Mexico’s pavilion at the 2014 Venice Biennale is centered on Octavio Paz’s reflections on the contraposition between tradition and modernity. Echoing the request from Rem Koolhaas that the national pavilions focus on the theme Absorbing Modernity 1914-2014, Paz’s writings establish that “…modernity, for the last one hundred years has been our style. It is the universal style. Wanting to be modern seems like madness, we are condemned to be modern.”
Architects Julio Gaeta and Luby Springall use this reflection as the starting point for their curatorial project, designing the pavilion to show two story paths: one traditional and one modern. This concept is executed through the selection of works emblematic of Mexican modernity juxtaposed with works, events and interviews that influence architecture.
Check out photos from the pavilion along with the official text from the curators after the break.
From the Official Catalog of 14th International Architecture Exhibition: "...condemned to be modern"
"[...] modernity, for the last one hundred years has been our style. It is the universal style. Wanting to be modern seems like madness, we are condemned to be modern," Octavio Paz.
Curatorial Concept
In 1914, while the rest of the world was at war, Mexico battled its own war - the Mexican Revolution (1910-1921). The revolution in Mexico implied the country’s reinvention and marked the beginning of its aspirations to become a modern democratic nation, open to the rest of the world.
Referring to the period of the Mexican Revolution, Octavio Paz wrote, “The search for modernity drove us to discover our ancientness, the hidden fate of a nation. Unexpected history lesson: between tradition and modernity there is a bridge.”

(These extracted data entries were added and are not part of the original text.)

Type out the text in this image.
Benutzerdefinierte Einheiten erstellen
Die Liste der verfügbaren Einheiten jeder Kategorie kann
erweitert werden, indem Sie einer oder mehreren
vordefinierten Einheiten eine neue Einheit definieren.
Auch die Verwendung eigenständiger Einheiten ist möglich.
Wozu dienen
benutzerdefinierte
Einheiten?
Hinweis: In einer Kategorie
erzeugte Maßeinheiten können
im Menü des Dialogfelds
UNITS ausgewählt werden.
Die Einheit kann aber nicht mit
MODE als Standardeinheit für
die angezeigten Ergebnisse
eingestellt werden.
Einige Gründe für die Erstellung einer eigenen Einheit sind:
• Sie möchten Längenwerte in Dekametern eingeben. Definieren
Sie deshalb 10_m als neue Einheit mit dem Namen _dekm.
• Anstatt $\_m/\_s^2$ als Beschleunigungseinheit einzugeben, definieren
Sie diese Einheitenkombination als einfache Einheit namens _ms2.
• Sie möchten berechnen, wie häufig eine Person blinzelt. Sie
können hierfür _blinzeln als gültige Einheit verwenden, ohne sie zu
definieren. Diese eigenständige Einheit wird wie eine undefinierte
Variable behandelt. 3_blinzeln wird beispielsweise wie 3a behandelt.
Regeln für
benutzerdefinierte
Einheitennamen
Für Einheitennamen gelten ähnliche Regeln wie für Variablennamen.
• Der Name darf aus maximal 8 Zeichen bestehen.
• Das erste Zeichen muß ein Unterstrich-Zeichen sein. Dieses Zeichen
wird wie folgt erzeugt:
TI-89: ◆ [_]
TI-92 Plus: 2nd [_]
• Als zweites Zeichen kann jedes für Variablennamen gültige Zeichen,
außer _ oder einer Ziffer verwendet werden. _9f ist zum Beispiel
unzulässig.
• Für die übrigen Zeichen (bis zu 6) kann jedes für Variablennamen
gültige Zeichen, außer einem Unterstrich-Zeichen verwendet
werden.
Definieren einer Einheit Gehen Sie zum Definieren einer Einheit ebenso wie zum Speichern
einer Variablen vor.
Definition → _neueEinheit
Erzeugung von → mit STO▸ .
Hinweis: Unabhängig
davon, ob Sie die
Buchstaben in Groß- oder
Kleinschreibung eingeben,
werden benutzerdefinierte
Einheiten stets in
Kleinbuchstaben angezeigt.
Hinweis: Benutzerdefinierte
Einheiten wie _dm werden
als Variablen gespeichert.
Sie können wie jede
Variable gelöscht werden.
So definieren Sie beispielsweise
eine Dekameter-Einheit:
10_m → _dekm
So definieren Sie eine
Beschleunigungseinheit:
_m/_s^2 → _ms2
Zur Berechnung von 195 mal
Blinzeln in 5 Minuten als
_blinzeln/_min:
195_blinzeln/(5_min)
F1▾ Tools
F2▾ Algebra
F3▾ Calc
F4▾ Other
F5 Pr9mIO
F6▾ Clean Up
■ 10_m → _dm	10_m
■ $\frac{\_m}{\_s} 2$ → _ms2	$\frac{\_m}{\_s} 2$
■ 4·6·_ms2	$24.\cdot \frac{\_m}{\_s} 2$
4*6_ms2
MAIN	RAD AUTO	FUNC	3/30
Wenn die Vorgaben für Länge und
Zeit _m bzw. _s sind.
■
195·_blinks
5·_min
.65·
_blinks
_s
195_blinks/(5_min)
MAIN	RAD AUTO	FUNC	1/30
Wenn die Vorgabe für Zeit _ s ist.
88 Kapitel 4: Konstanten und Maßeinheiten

This process, in which tradition and modernity have been altered, combined, and set at counterpoint, yielded, and continues to yield, the rich production and the complex discourse that has characterized Mexican architecture over the last century.
Curatorial Proposal
The pavilion “…condemned to be modern” intends to deploy two types of discourses, one traditional and the other contemporary.
The first is determined by eight themed panels, eight doors that recover topics central to the deployment of the process of modernity in Mexico; the other a luminous ellipse in which more than one hundred works, interviews, and historical events related to architecture are presented through high impact audiovisuals.
Eight Panels
The eight panels work as doors through which we can access, read, and analyze emblematic and paradigmatic works that illustrate the process of Mexican modernization under the headings of “The Search for a Path,” “Social Concerns,” “Dialogues with the Masters,” “Building the City on a Grand Scale,” “Materials and Techniques,” “Integrating the Arts,” “International Modernity,” and “Building Community.”
Luminous Ellipse
The luminous ellipse is a projection room in which architectural works, interviews, and audiovisual media of sociohistorical events that participated in Mexican modernity are presented.
The size of these images (eight images of 3.5 x 4.5 meters) will generate different emotions as the viewer perceives architecture, complemented by audio, on a large scale.
It contains active, constantly shifting imagery that shows events and the passing of time; it constitutes a landscape that merges the icons of architectural modernity with social anecdotes and historical events, revealing the complexity of the figures, scenarios, and components that constitute Mexico.